Problem
Problem description.
I have JSON which comes in bad shape:
data = [
{"ids": [1]},
{"ids": [3, 4]},
{"ids": [1, 2]},
{"ids": [4]},
{"ids": [3]},
{"ids": [2]},
] # LD. List of dictionaries.
I want it to get in shape, like this:
expected = [
[{"ids": [1]}, {"ids": [2]}], # Length = 1
[{"ids": [3, 4]}, {"ids": [1, 2]}], # Length = 2
] # LOLD. List is now list-of-lists of dictionaries.
To simplify the problem, we can remove the dictionaries of a single kv-pair, keeping in mind that we must reconstruct it later:
# in
[
[3, 4], [1, 2],
[1], [4], [3], [2]
]
# out
[
[[3, 4], [1, 2]]
[[1], [4], [3], [2]]
]
This is very easy. assemble . op . disassemble $ data
:
def main(ids):
return [list(x) for x in assemble(cardinality_groups(disassemble(ids)))]
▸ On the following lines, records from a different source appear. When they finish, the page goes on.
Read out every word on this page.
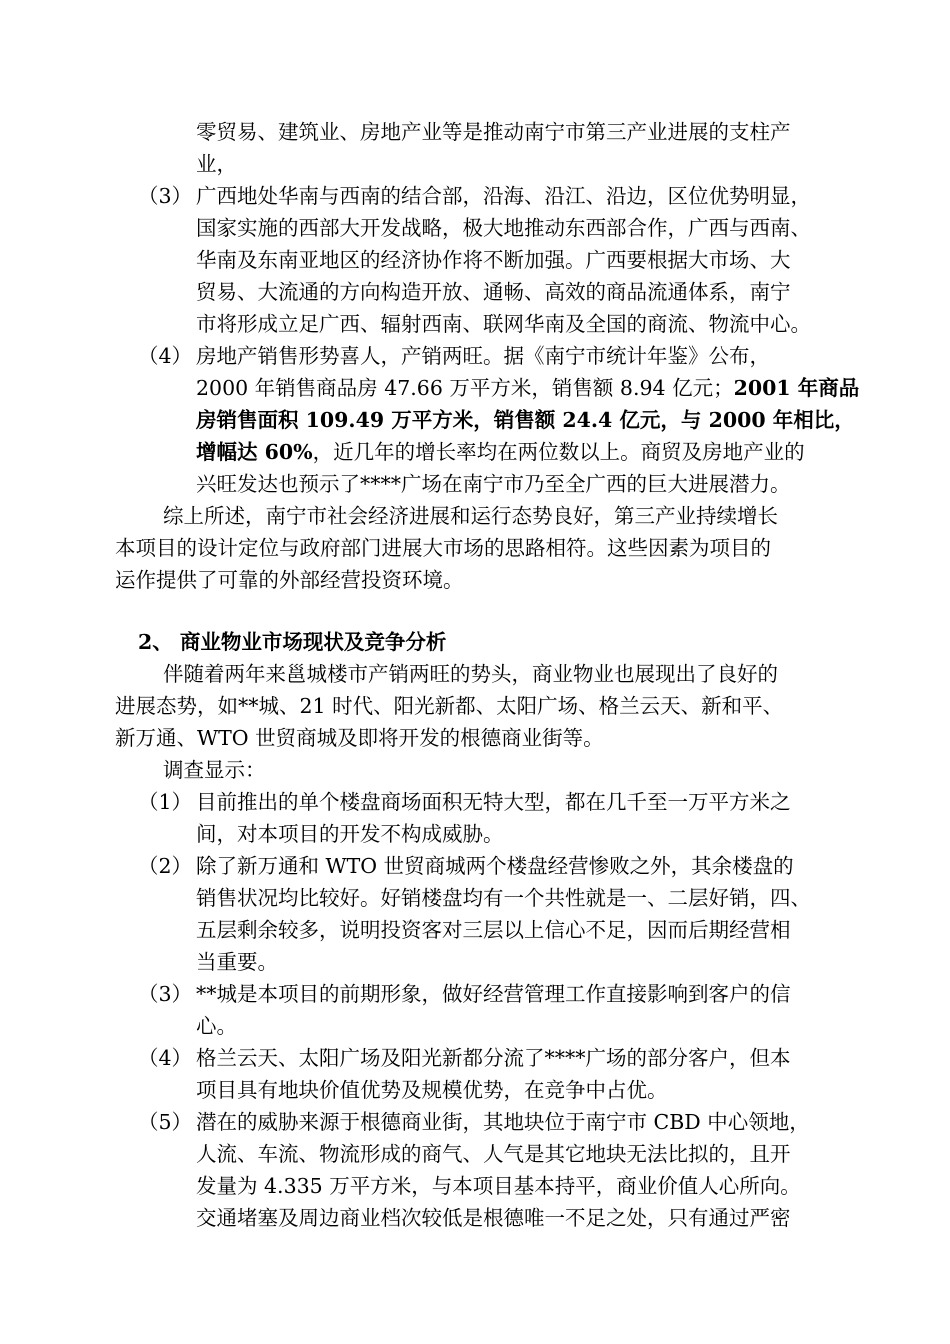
零贸易、建筑业、房地产业等是推动南宁市第三产业进展的支柱产
业，
（3） 广西地处华南与西南的结合部，沿海、沿江、沿边，区位优势明显，
国家实施的西部大开发战略，极大地推动东西部合作，广西与西南、
华南及东南亚地区的经济协作将不断加强。广西要根据大市场、大
贸易、大流通的方向构造开放、通畅、高效的商品流通体系，南宁
市将形成立足广西、辐射西南、联网华南及全国的商流、物流中心。
（4） 房地产销售形势喜人，产销两旺。据《南宁市统计年鉴》公布，
2000 年销售商品房 47.66 万平方米，销售额 8.94 亿元；2001 年商品
房销售面积 109.49 万平方米，销售额 24.4 亿元，与 2000 年相比，
增幅达 60%，近几年的增长率均在两位数以上。商贸及房地产业的
兴旺发达也预示了****广场在南宁市乃至全广西的巨大进展潜力。
综上所述，南宁市社会经济进展和运行态势良好，第三产业持续增长
本项目的设计定位与政府部门进展大市场的思路相符。这些因素为项目的
运作提供了可靠的外部经营投资环境。
2、 商业物业市场现状及竞争分析
伴随着两年来邕城楼市产销两旺的势头，商业物业也展现出了良好的
进展态势，如**城、21 时代、阳光新都、太阳广场、格兰云天、新和平、
新万通、WTO 世贸商城及即将开发的根德商业街等。
调查显示：
（1） 目前推出的单个楼盘商场面积无特大型，都在几千至一万平方米之
间，对本项目的开发不构成威胁。
（2） 除了新万通和 WTO 世贸商城两个楼盘经营惨败之外，其余楼盘的
销售状况均比较好。好销楼盘均有一个共性就是一、二层好销，四、
五层剩余较多，说明投资客对三层以上信心不足，因而后期经营相
当重要。
（3） **城是本项目的前期形象，做好经营管理工作直接影响到客户的信
心。
（4） 格兰云天、太阳广场及阳光新都分流了****广场的部分客户，但本
项目具有地块价值优势及规模优势，在竞争中占优。
（5） 潜在的威胁来源于根德商业街，其地块位于南宁市 CBD 中心领地，
人流、车流、物流形成的商气、人气是其它地块无法比拟的，且开
发量为 4.335 万平方米，与本项目基本持平，商业价值人心所向。
交通堵塞及周边商业档次较低是根德唯一不足之处，只有通过严密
def cardinality_groups(lol):
return [list(group) for _, group in groupby(sorted(lol, key=len), key=len)]
def assemble(data):
return [tag_datum(x) for x in data]
def tag_datum(datum):
return [{"ids": x} for x in datum]
def disassemble(ids):
return [x['ids'] for x in ids]
but
I insist, it must be simpler, purer! Although, I am not sure if Python sports the amenities to make things prettier. So please suggest functionality present in other languages.
I am curious about two ways the program can expand here, and some other things:
- By the complexity and nesting of the data. Data can take the form of any JSON found in the wild. Here we simply descend a few levels down.
- By the operation performed: Here grouping by cardinality solved the issue. In another world we want no two sets to intersect. Is there any more complex operations, what are they, and do they break anything?
- Assembly-disassembly symmetry. The two should be each other’s inverse, so can I deduce one from the other, thus not having to code it. Does any language provide such tools?
- Beyond typing, are there any languages that support describing how data looks when it comes in, and how it will look when it comes out? Not just the top-level type, but the shape of the data the code works with at that level of abstraction. My presumption is that many programs lend well to this type of reasoning.
- I don’t like
f(g(h(x)))
. I likef . g . h $ x
–it’s purer. It really bothers that I can’t do something like this in Python, or JavaScript–two of the most popular languages! Consequently, I frequently find myself doing either:
someValue = dostuff(someInput)
valueIsNowSlightlyChanged = doMoreStuff(someValue)
iAmLosingTrack = doStuffMoreNow(valueIsNowSlightlyChanged)
final = wtf(iAmLosingTrack)
return final
Or variations thereof. At this point I don’t feel like using either language. Doing things this way isn’t, of course, isn’t always going to be possible, but I don’t even get the opportunity. Am I confused, or do I have a point, and you possibly a solution to my supposed confusion?